J’ai parlé de la judiciarisation de l’action des services fiscaux, je dois parler aussi des conditions particulières dans lesquelles intervient la pénalisation de la fraude et de l’évasion fiscale. Si les services fiscaux se judiciarisent, les tribunaux se spécialisent tant bien que mal. Mais, nous avons pu être frappés de ce que les condamnations pour fraude fiscale épargnent les grandes entreprises. Nous avons aussi pu nous interroger sur le double-verrou qui existe en la matière : celui du ministre du budget et celui du Parquet. Tout ceci pose un problème de transparence qu’il faudra bien régler même si l’on note que les tribunaux judiciaires passent désormais par le trou de souris qu’offre la répression du blanchiment. Par ailleurs, l’efficacité de l’entraide judiciaire internationale paraît des plus faibles en matière fiscale tandis que nous devons résoudre le délicat problème de la loyauté des preuves.
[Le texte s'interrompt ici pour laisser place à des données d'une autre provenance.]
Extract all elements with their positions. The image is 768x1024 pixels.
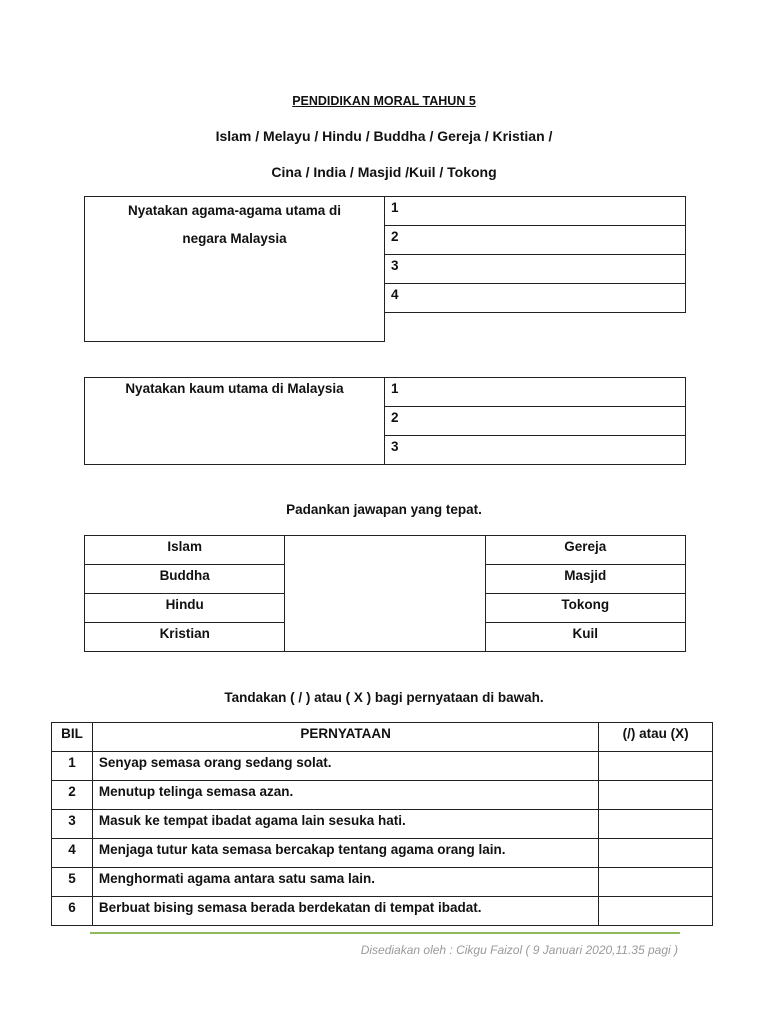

Nous demandons plus de clarté dans la politique pénale contre la délinquance fiscale et que conseil supérieur de la magistrature puisse consacrer une étude aux questions difficiles posées dans notre rapport.
J’ai parlé de la transparence de l’action pénale. Les suites de l’affaire de la liste HSBC sont quelque peu surprenantes. On a dit qu’il ne s’agissait pas d’amnistie. J’attends de voir quelles poursuites pénales seront entreprises. Mais cette affaire est surprenante par bien d’autres aspects sur lesquels je pourrais revenir si vous le souhaitez.
La commission d’enquête pense que les pouvoirs publics devraient être organisés pour tenir compte de la nécessité d’assurer une meilleure lisibilité de la politique contre la fraude. Cette recommandation s’étend à des problèmes de gouvernance comme le choix des superviseurs de la lutte contre le blanchiment, la nécessité de veiller à l’impeccabilité de l’Etat et du monde politique, l’identification de tout conflit d’intérêts susceptible de se retrouver dans le champ couvert par la commission, et l’extension de certaines prérogatives des magistrats financiers.
Un Haut-commissariat dont le titulaire aurait rang de ministre devrait être créé pour animer la politique de lutte contre les fraudes aux finances publiques. Le Parlement devrait prolonger la mission qu’il a confiée à notre commission d’enquête au besoin en créant un sous-comité permanent de protection des intérêts financiers publics, sous forme de délégation ou toute autre forme idoine. Les prérogatives en matière de contrôle parlementaire devraient être mieux partagées puisqu’aujourd’hui le secret fiscal n’est levé que pour quelques autorités qui peuvent appartenir aux mêmes groupes politiques.